Abstract
Purpose: The aim of this study was to elucidate the mechanisms underlying the formation and maintenance of drug resistance in cancer cells. Previously, we demonstrated that prolonged treatment of estrogen-dependent MCF-7 breast cancer cells with exosomes derived from estrogen-resistant MCF-7/T cells leads to a partial loss of estrogen sensitivity in MCF-7 cells. Moreover, repeated transfection with one of the exosomal microRNAs—microRNA-181a-2—induced an irreversible decrease in hormonal sensitivity in the recipient cells. In the present work, to further investigate the possible mechanism of miR-181a-2-induced acquired resistance, we analyzed the effect of multiple miR-181a-2 transfections on the expression of cellular miR-181a-2 and related signaling proteins.
Methods: miR-181a-2 was ectopically expressed by mimetic transfection or suppressed by antisense oligonucleotides. miR-181a-2 precursor/MIR181A2HG expression (qRT-PCR) and MIR181A2 locus copy number (qPCR) were assessed. wtSnail was expressed via transient transfection. Tamoxifen sensitivity was measured by MTT assay. Protein expression was studied by immunoblotting, estrogen receptor α/Snail transcriptional activity was evaluated by reporter analysis.
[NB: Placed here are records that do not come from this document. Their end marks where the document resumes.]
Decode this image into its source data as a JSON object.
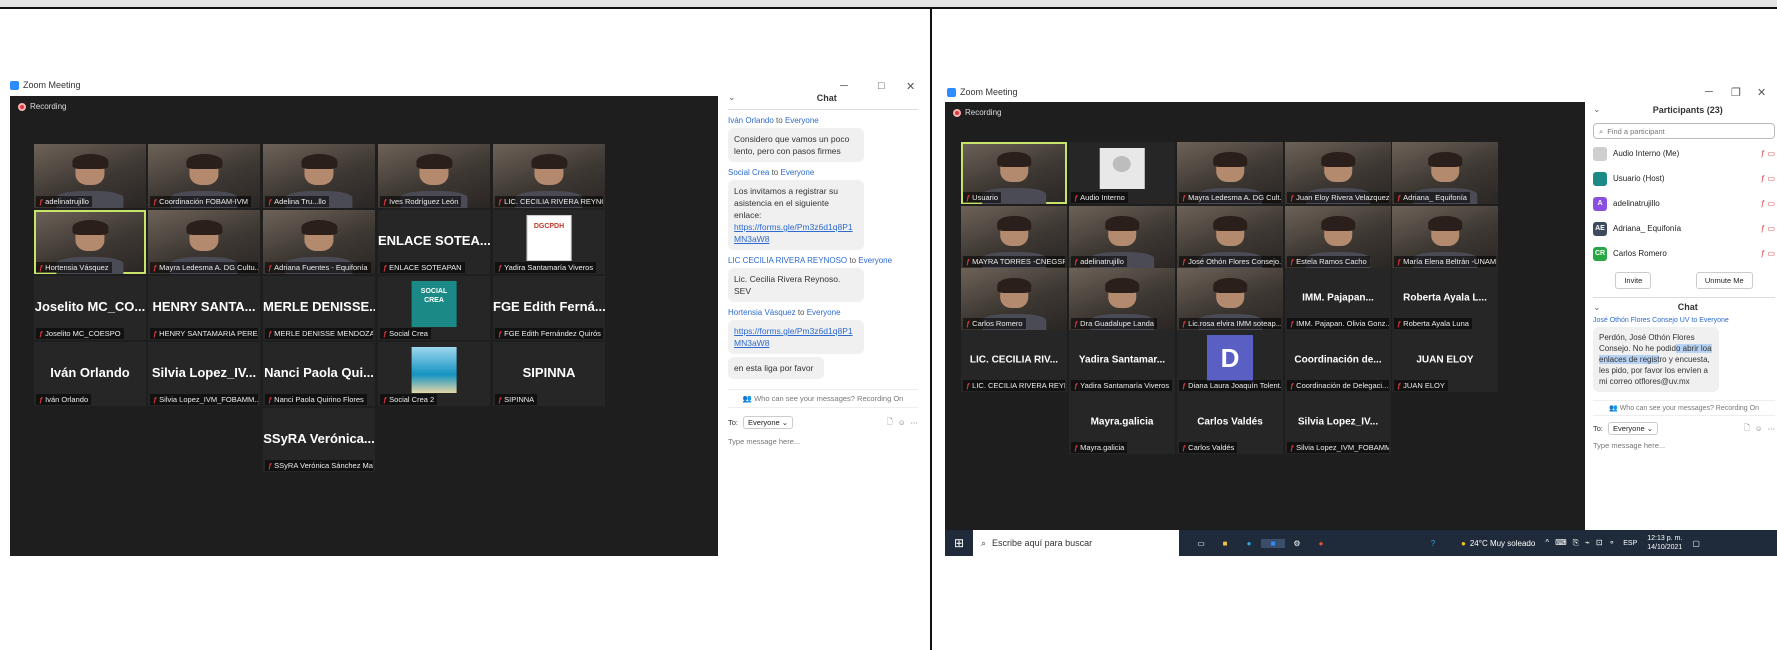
{
  "left": {
    "title": "Zoom Meeting",
    "recording": "Recording",
    "tiles": [
      {
        "name": "",
        "label": "adelinatrujillo",
        "cam": true
      },
      {
        "name": "",
        "label": "Coordinación FOBAM-IVM",
        "cam": true
      },
      {
        "name": "",
        "label": "Adelina Tru...llo",
        "cam": true
      },
      {
        "name": "",
        "label": "Ives Rodríguez León",
        "cam": true
      },
      {
        "name": "",
        "label": "LIC. CECILIA RIVERA REYNOSO",
        "cam": true
      },
      {
        "name": "",
        "label": "Hortensia Vásquez",
        "cam": true,
        "active": true
      },
      {
        "name": "",
        "label": "Mayra Ledesma A. DG Cultu...",
        "cam": true
      },
      {
        "name": "",
        "label": "Adriana Fuentes - Equifonía",
        "cam": true
      },
      {
        "name": "ENLACE SOTEA...",
        "label": "ENLACE SOTEAPAN"
      },
      {
        "name": "",
        "label": "Yadira Santamaría Viveros",
        "logo": "DGCPDH"
      },
      {
        "name": "Joselito MC_CO...",
        "label": "Joselito MC_COESPO"
      },
      {
        "name": "HENRY SANTA...",
        "label": "HENRY SANTAMARIA PEREZ"
      },
      {
        "name": "MERLE DENISSE...",
        "label": "MERLE DENISSE MENDOZA ..."
      },
      {
        "name": "",
        "label": "Social Crea",
        "logo": "SOCIAL CREA"
      },
      {
        "name": "FGE Edith Ferná...",
        "label": "FGE Edith Fernández Quirós"
      },
      {
        "name": "Iván Orlando",
        "label": "Iván Orlando"
      },
      {
        "name": "Silvia Lopez_IV...",
        "label": "Silvia Lopez_IVM_FOBAMM..."
      },
      {
        "name": "Nanci Paola Qui...",
        "label": "Nanci Paola Quirino Flores"
      },
      {
        "name": "",
        "label": "Social Crea 2",
        "logo": "sea"
      },
      {
        "name": "SIPINNA",
        "label": "SIPINNA"
      },
      {
        "name": "SSyRA Verónica...",
        "label": "SSyRA Verónica Sánchez Ma..."
      }
    ],
    "chat": {
      "header": "Chat",
      "messages": [
        {
          "from": "Iván Orlando",
          "to": "Everyone",
          "lines": [
            "Considero que vamos un poco lento, pero con pasos firmes"
          ]
        },
        {
          "from": "Social Crea",
          "to": "Everyone",
          "lines": [
            "Los invitamos a registrar su asistencia en el siguiente enlace:"
          ],
          "link": "https://forms.gle/Pm3z6d1q8P1MN3aW8"
        },
        {
          "from": "LIC CECILIA RIVERA REYNOSO",
          "to": "Everyone",
          "lines": [
            "Lic. Cecilia Rivera Reynoso. SEV"
          ]
        },
        {
          "from": "Hortensia Vásquez",
          "to": "Everyone",
          "link": "https://forms.gle/Pm3z6d1q8P1MN3aW8",
          "extra": "en esta liga por favor"
        }
      ],
      "who_can_see": "Who can see your messages? Recording On",
      "to_label": "To:",
      "to_value": "Everyone",
      "placeholder": "Type message here..."
    }
  },
  "right": {
    "title": "Zoom Meeting",
    "recording": "Recording",
    "tiles": [
      {
        "name": "",
        "label": "Usuario",
        "cam": true,
        "active": true
      },
      {
        "name": "",
        "label": "Audio Interno",
        "avatar": true
      },
      {
        "name": "",
        "label": "Mayra Ledesma A. DG Cult...",
        "cam": true
      },
      {
        "name": "",
        "label": "Juan Eloy Rivera Velazquez",
        "cam": true
      },
      {
        "name": "",
        "label": "Adriana_ Equifonía",
        "cam": true
      },
      {
        "name": "",
        "label": "MAYRA TORRES -CNEGSR",
        "cam": true
      },
      {
        "name": "",
        "label": "adelinatrujillo",
        "cam": true
      },
      {
        "name": "",
        "label": "José Othón Flores Consejo...",
        "cam": true
      },
      {
        "name": "",
        "label": "Estela Ramos Cacho",
        "cam": true
      },
      {
        "name": "",
        "label": "María Elena Beltrán -UNAM",
        "cam": true
      },
      {
        "name": "",
        "label": "Carlos Romero",
        "cam": true
      },
      {
        "name": "",
        "label": "Dra Guadalupe Landa",
        "cam": true
      },
      {
        "name": "",
        "label": "Lic.rosa elvira IMM soteap...",
        "cam": true
      },
      {
        "name": "IMM. Pajapan...",
        "label": "IMM. Pajapan. Olivia Gonz..."
      },
      {
        "name": "Roberta Ayala L...",
        "label": "Roberta Ayala Luna"
      },
      {
        "name": "LIC. CECILIA RIV...",
        "label": "LIC. CECILIA RIVERA REYN..."
      },
      {
        "name": "Yadira Santamar...",
        "label": "Yadira Santamaría Viveros"
      },
      {
        "name": "D",
        "label": "Diana Laura Joaquín Tolent...",
        "letter": true
      },
      {
        "name": "Coordinación de...",
        "label": "Coordinación de Delegaci..."
      },
      {
        "name": "JUAN ELOY",
        "label": "JUAN ELOY"
      },
      {
        "name": "Mayra.galicia",
        "label": "Mayra.galicia"
      },
      {
        "name": "Carlos Valdés",
        "label": "Carlos Valdés"
      },
      {
        "name": "Silvia Lopez_IV...",
        "label": "Silvia Lopez_IVM_FOBAMM..."
      }
    ],
    "participants": {
      "header": "Participants (23)",
      "search_placeholder": "Find a participant",
      "list": [
        {
          "initials": "",
          "name": "Audio Interno (Me)",
          "color": "#cfcfcf"
        },
        {
          "initials": "",
          "name": "Usuario (Host)",
          "color": "#1b8a86"
        },
        {
          "initials": "A",
          "name": "adelinatrujillo",
          "color": "#8a4fe0"
        },
        {
          "initials": "AE",
          "name": "Adriana_ Equifonía",
          "color": "#3c4a5c"
        },
        {
          "initials": "CR",
          "name": "Carlos Romero",
          "color": "#28a745"
        }
      ],
      "invite": "Invite",
      "unmute": "Unmute Me"
    },
    "chat": {
      "header": "Chat",
      "from_line": "José Othón Flores Consejo UV to Everyone",
      "message": "Perdón, José Othón Flores Consejo. No he podido abrir loa enlaces de registro y encuesta, les pido, por favor los envíen a mi correo otflores@uv.mx",
      "who_can_see": "Who can see your messages? Recording On",
      "to_label": "To:",
      "to_value": "Everyone",
      "placeholder": "Type message here..."
    },
    "taskbar": {
      "search": "Escribe aquí para buscar",
      "weather": "24°C  Muy soleado",
      "lang": "ESP",
      "time": "12:13 p. m.",
      "date": "14/10/2021"
    }
  }
}
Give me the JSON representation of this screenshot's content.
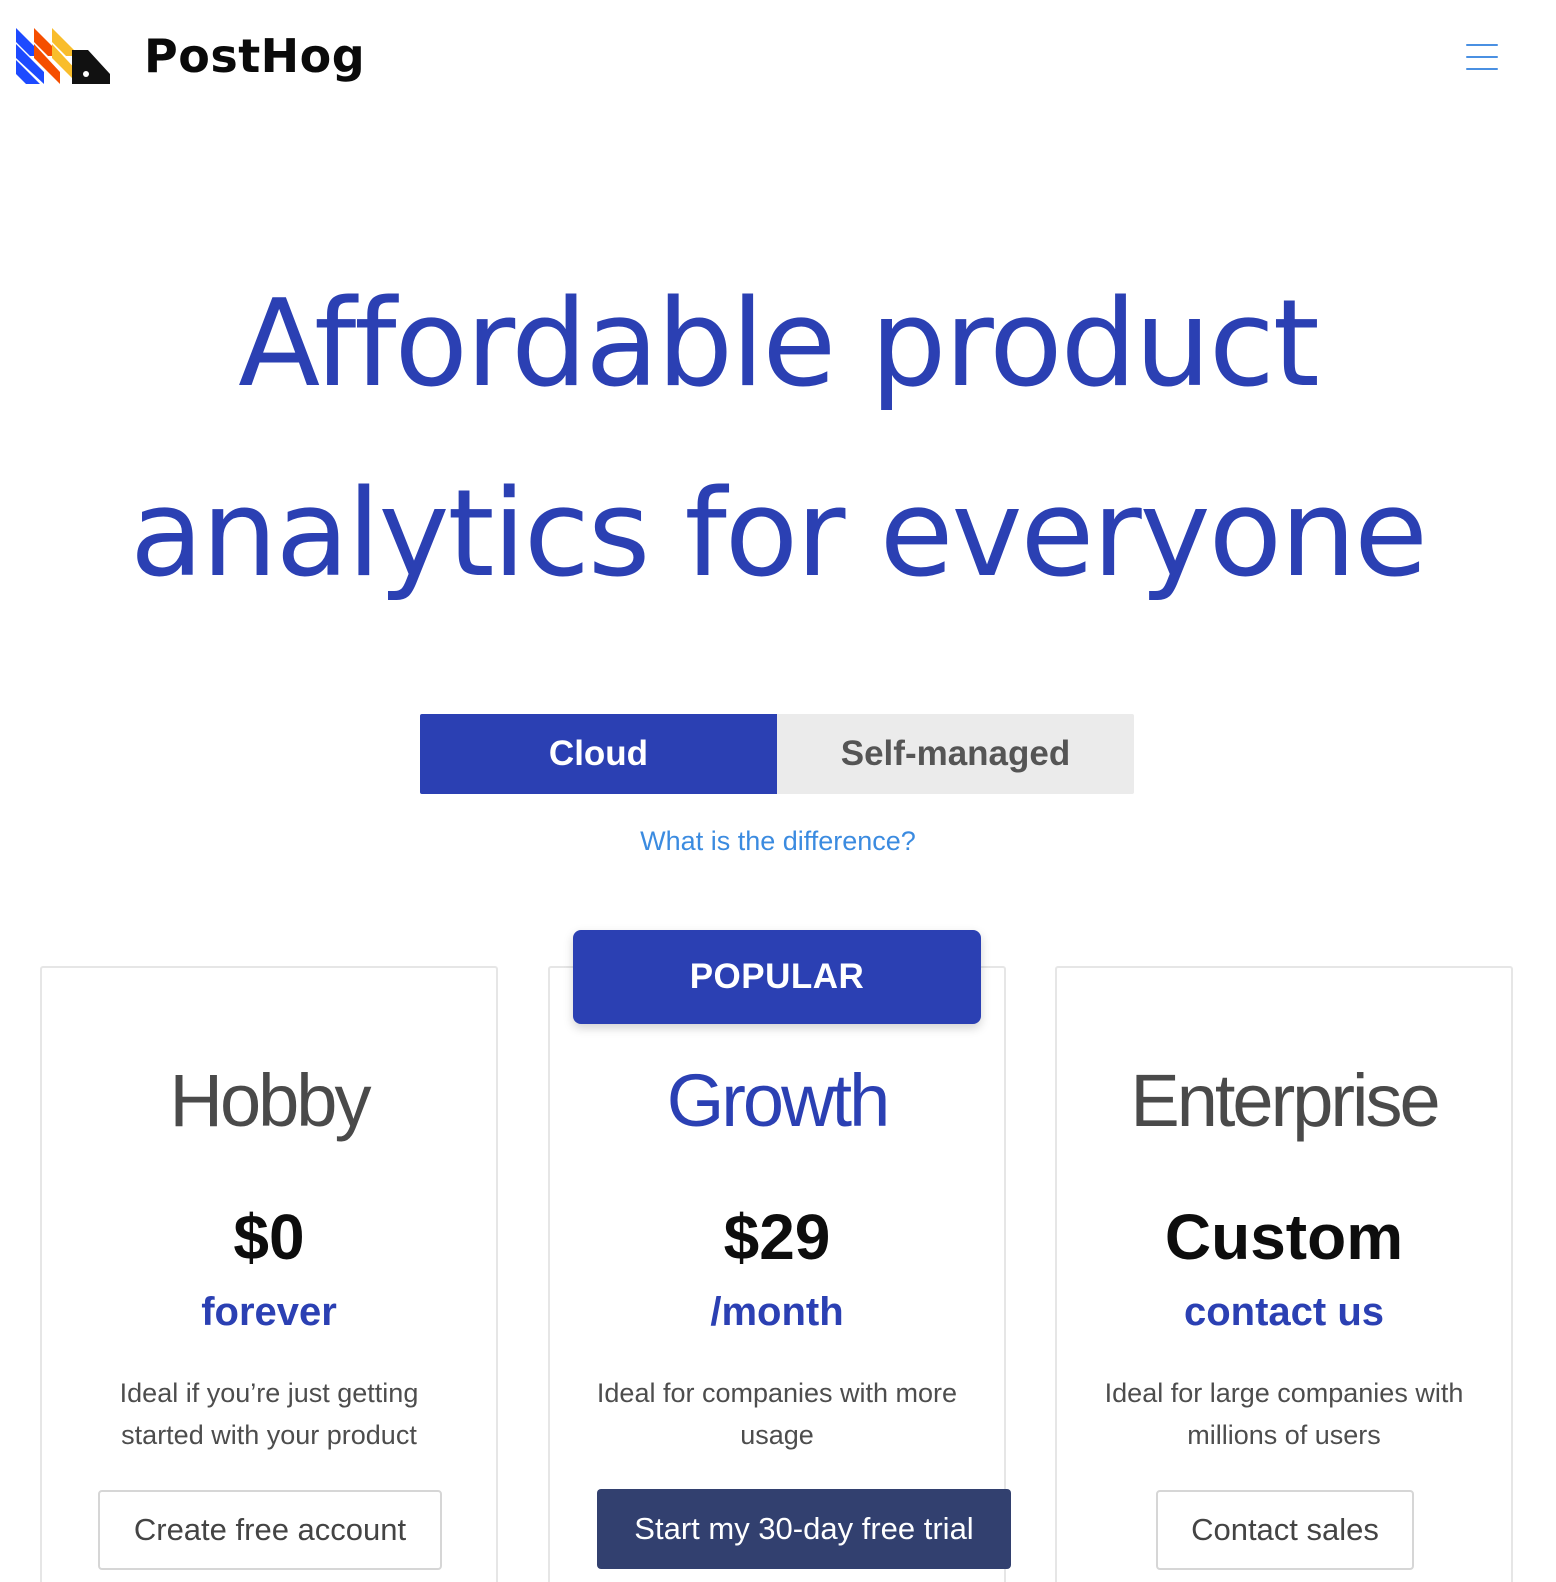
{
  "header": {
    "brand": "PostHog",
    "logo_icon": "posthog-logo-icon",
    "menu_icon": "hamburger-menu-icon"
  },
  "hero": {
    "title_line1": "Affordable product",
    "title_line2": "analytics for everyone"
  },
  "deployment_toggle": {
    "options": [
      {
        "label": "Cloud",
        "selected": true
      },
      {
        "label": "Self-managed",
        "selected": false
      }
    ],
    "difference_link": "What is the difference?"
  },
  "plans": [
    {
      "name": "Hobby",
      "price": "$0",
      "period": "forever",
      "description": "Ideal if you’re just getting started with your product",
      "cta": "Create free account"
    },
    {
      "badge": "POPULAR",
      "name": "Growth",
      "price": "$29",
      "period": "/month",
      "description": "Ideal for companies with more usage",
      "cta": "Start my 30-day free trial"
    },
    {
      "name": "Enterprise",
      "price": "Custom",
      "period": "contact us",
      "description": "Ideal for large companies with millions of users",
      "cta": "Contact sales"
    }
  ],
  "colors": {
    "brand_blue": "#2b40b3",
    "link_blue": "#3b8be0",
    "dark_button": "#32406f",
    "toggle_inactive": "#ebebeb"
  }
}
Results: We found that multiple transfections with miR-181a-2 resulted in a marked increase in cellular miR-181a-2 precursor levels, whereas single transfection had no such effect. Similarly, stable transfection with miR-181a-2 led to increased levels of cellular miR-181a-2 and its host gene, MIR181A2HG, which was associated with partial resistance to tamoxifen. Analysis of the genomic DNA encoding miR-181a-2 revealed no changes in copy number in transfected cells. Furthermore, we identified the transcription factor Snail as a key mediator of miR-181a-2–induced resistance and demonstrated its role in the formation of an autoregulatory loop of miR181a-2 and the maintenance of cell resistance.
Conclusion: Overall, these results reveal a novel mechanism of resistance-associated signaling pathway rearrangement based on the formation of a miR-181a-2 autoregulatory loop.